The biggest cause of the slump in emerging market asset markets is the prolonged outlook for high interest rates in the United States. Due to an unexpected boom driven by strong consumption and employment in the U.S. economy, expectations for a soft landing have spread, causing market scenarios such as an economic recession in the second half of this year and the Fed's rate cuts within the year to lose their appeal.
Jerome Powell, Chairman of the U.S. Federal Reserve (Fed), left open the possibility of further rate hikes at the Jackson Hole meeting held from the 24th to the 26th. He stated, "It is a welcome development that inflation has come down from its peak, but it is still too high," and added, "We are prepared to raise rates further if appropriate."
With expectations that the Fed will maintain its tightening stance for the time being, the yield on the U.S. 10-year Treasury bond rose to the 4.3% range on the 17th, the highest in 16 years. As U.S. bond yields rose, Allianz Global Investors estimated that the additional yield offered by emerging market bonds compared to U.S. bonds fell to the lowest level since 2007. This means that the attractiveness of emerging market bonds compared to the safe-haven U.S. Treasury bonds has significantly declined.
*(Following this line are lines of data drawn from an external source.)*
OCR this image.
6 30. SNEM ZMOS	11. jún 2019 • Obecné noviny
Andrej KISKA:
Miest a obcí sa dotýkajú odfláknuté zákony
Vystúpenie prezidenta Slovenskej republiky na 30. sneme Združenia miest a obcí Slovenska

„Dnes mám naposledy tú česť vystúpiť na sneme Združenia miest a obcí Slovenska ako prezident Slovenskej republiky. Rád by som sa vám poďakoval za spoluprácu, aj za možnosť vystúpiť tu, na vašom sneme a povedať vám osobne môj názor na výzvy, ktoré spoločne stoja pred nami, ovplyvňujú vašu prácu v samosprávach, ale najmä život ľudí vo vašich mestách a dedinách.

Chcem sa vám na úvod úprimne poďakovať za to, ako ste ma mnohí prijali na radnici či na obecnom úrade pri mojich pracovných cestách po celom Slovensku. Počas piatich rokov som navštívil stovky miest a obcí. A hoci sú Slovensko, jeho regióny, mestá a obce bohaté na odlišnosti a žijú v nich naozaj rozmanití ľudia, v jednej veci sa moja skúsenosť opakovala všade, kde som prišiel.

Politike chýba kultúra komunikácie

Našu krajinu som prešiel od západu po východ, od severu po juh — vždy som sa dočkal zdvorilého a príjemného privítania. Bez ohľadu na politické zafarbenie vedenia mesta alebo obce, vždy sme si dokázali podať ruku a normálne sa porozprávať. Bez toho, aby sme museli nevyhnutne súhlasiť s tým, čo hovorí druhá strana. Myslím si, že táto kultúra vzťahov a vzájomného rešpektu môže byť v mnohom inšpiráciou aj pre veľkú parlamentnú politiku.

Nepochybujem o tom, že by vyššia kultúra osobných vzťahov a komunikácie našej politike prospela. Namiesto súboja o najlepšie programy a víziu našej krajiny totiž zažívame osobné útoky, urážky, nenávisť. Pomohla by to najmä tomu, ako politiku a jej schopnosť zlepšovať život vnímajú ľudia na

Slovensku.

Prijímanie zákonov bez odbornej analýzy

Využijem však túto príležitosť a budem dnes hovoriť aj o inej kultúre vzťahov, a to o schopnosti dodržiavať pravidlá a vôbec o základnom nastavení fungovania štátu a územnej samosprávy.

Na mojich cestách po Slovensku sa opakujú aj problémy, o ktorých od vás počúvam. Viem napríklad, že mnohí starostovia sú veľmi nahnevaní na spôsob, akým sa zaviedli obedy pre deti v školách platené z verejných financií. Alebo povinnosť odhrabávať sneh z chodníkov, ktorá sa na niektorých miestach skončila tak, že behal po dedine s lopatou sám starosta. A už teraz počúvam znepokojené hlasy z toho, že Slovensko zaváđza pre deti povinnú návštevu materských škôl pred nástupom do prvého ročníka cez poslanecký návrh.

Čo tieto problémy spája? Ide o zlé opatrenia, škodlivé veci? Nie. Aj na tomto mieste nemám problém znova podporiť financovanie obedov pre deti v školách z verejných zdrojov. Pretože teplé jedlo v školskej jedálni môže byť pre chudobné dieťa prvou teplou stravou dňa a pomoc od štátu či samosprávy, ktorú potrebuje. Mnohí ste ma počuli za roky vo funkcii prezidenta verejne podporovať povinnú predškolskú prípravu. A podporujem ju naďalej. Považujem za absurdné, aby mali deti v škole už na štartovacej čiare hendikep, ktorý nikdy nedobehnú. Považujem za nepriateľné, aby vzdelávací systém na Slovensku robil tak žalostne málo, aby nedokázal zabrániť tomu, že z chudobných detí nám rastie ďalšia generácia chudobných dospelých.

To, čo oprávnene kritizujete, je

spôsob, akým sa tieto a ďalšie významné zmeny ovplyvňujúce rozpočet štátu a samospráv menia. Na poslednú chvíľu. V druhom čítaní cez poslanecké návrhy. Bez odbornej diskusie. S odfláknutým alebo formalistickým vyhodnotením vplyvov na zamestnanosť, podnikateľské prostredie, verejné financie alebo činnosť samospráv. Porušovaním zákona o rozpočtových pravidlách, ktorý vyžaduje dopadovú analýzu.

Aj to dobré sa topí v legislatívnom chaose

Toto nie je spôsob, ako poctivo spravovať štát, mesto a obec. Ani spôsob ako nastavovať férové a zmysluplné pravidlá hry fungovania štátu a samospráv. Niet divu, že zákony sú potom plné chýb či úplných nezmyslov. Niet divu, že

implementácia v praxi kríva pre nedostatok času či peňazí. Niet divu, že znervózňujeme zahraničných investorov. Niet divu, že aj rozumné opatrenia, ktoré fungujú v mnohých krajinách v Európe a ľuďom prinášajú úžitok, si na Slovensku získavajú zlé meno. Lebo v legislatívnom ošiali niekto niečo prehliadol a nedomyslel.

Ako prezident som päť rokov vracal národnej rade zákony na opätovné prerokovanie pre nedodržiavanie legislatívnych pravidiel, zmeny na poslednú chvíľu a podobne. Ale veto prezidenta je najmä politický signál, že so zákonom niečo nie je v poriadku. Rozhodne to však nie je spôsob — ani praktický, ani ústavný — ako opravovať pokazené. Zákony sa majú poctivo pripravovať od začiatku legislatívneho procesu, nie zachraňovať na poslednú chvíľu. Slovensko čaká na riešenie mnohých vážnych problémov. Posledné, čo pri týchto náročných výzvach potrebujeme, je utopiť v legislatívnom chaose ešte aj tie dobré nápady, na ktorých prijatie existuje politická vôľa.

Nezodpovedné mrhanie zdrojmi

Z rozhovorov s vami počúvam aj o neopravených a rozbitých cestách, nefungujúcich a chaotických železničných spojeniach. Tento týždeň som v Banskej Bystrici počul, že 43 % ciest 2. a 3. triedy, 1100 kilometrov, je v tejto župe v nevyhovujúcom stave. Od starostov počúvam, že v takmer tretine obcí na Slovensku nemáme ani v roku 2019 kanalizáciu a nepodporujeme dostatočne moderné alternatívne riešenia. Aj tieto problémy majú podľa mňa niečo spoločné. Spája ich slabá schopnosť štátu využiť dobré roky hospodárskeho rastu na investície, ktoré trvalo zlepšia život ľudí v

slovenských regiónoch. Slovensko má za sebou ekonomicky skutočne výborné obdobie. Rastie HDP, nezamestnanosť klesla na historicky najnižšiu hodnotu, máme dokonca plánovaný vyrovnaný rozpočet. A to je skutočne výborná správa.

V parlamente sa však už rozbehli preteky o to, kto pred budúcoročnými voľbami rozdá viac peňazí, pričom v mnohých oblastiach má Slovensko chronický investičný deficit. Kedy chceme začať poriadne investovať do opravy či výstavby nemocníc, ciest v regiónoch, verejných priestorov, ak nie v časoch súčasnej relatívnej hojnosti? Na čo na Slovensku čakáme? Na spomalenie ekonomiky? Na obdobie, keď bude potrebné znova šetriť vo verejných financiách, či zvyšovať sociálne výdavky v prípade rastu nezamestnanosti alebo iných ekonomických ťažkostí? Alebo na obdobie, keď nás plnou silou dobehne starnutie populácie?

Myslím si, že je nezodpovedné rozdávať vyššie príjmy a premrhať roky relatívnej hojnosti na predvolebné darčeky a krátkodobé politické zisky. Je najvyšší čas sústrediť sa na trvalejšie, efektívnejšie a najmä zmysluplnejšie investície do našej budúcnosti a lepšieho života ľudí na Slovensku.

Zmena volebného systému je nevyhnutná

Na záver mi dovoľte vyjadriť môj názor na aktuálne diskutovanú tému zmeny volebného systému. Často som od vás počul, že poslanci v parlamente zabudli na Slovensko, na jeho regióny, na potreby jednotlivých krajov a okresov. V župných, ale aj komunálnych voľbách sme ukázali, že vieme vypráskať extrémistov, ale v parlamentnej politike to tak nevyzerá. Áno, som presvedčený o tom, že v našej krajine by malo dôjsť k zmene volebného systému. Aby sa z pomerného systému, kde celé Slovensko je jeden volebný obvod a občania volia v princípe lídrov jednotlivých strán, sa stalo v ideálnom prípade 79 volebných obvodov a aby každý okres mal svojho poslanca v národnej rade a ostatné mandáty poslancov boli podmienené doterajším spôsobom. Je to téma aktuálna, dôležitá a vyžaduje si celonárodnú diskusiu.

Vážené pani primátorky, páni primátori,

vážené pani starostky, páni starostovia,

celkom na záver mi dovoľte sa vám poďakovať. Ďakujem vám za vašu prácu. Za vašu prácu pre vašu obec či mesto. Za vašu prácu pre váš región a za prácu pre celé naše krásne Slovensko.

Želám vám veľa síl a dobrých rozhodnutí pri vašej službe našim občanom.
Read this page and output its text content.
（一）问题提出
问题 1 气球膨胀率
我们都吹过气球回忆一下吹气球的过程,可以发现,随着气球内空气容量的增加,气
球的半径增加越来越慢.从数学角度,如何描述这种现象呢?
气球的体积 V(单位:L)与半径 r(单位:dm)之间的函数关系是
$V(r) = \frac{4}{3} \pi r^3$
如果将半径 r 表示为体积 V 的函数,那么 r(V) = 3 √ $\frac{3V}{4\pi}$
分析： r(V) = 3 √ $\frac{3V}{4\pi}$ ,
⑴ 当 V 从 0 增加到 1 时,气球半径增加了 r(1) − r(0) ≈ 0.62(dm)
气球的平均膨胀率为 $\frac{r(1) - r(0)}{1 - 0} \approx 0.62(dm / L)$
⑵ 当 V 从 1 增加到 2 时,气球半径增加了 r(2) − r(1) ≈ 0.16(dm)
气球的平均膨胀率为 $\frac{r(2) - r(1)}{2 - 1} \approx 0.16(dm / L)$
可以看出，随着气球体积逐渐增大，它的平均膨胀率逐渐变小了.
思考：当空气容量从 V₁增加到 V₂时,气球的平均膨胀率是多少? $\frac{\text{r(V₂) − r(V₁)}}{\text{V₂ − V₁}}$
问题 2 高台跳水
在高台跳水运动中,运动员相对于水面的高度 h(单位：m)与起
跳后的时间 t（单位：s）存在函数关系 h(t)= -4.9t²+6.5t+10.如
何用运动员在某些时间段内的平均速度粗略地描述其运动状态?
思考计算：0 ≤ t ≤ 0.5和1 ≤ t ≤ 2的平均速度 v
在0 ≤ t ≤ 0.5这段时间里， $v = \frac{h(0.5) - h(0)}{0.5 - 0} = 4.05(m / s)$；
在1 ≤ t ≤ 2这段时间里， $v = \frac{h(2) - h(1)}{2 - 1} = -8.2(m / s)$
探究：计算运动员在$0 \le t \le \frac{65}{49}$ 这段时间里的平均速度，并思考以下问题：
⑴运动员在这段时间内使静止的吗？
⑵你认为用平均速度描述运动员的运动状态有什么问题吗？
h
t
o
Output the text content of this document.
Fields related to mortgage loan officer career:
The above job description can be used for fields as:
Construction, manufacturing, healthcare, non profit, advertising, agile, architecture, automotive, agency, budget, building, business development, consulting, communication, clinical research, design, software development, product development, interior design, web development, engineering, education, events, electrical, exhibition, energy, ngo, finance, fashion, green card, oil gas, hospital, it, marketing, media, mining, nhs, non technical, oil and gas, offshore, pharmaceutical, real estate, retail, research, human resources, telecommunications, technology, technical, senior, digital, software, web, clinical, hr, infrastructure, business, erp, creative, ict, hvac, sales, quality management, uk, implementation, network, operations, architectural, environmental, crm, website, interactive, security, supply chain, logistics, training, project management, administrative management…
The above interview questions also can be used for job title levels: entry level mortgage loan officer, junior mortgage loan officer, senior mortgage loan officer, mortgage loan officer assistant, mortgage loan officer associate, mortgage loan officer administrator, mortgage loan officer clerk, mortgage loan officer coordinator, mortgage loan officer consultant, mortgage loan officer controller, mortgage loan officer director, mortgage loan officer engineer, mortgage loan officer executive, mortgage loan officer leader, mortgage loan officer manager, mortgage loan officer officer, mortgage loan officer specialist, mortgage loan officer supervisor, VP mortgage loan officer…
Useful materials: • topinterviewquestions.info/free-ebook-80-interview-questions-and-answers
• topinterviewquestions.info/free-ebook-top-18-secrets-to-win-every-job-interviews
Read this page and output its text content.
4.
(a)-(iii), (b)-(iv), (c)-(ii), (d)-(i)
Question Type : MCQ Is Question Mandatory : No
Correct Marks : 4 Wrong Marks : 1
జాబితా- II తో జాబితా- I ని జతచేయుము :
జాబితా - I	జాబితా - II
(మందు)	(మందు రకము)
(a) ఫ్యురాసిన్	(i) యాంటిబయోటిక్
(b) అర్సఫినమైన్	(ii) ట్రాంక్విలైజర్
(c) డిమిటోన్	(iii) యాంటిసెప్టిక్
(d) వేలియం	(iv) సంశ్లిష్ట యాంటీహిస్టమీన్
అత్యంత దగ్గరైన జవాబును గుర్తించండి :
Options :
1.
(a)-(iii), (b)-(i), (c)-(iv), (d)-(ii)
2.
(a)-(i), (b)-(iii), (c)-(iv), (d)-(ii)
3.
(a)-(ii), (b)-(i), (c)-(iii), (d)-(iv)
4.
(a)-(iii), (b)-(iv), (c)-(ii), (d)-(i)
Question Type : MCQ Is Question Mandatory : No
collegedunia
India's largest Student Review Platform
Typically, in such cases, there are repercussions such as sell-offs of emerging market bonds and increased borrowing costs. Sergei Lanau, Global Emerging Markets Strategist at Oxford Economics, pointed out, "The greater the interest rate differential, the more people avoid investing in emerging markets."
The U.S. high interest rate stance also limits the ability of emerging markets to implement accommodative monetary policies. Kieran Curtis, Head of Emerging Market Currency and Bonds at Aberdeen Asset Management in the UK, predicted, "The market's reassessment of the Fed is likely to limit the number of rate cuts that emerging market central banks can implement."
Economic instability in China is also a negative factor for emerging markets. As China's consumption and employment shrink and defaults by real estate companies spread, major global banks such as Citigroup, JP Morgan, and Barclays have lowered their annual growth forecasts for this year to the 4% range. As China's commodity demand, known as the 'commodity black hole,' decreases, the export economies of emerging markets that produce and sell oil, metals, and minerals to China are also likely to slow down. South Korea, which has a high dependence on intermediate goods exports to China, is unlikely to escape the impact of the Chinese economic shock.
The WSJ diagnosed, "The International Monetary Fund (IMF) has lowered its average annual growth forecast for this century from the previous 5.2% to 3.9% in the medium term," adding, "As China faces difficulties and the era of easy money ends, many emerging markets may find it difficult to achieve the surprisingly high growth rates of the past."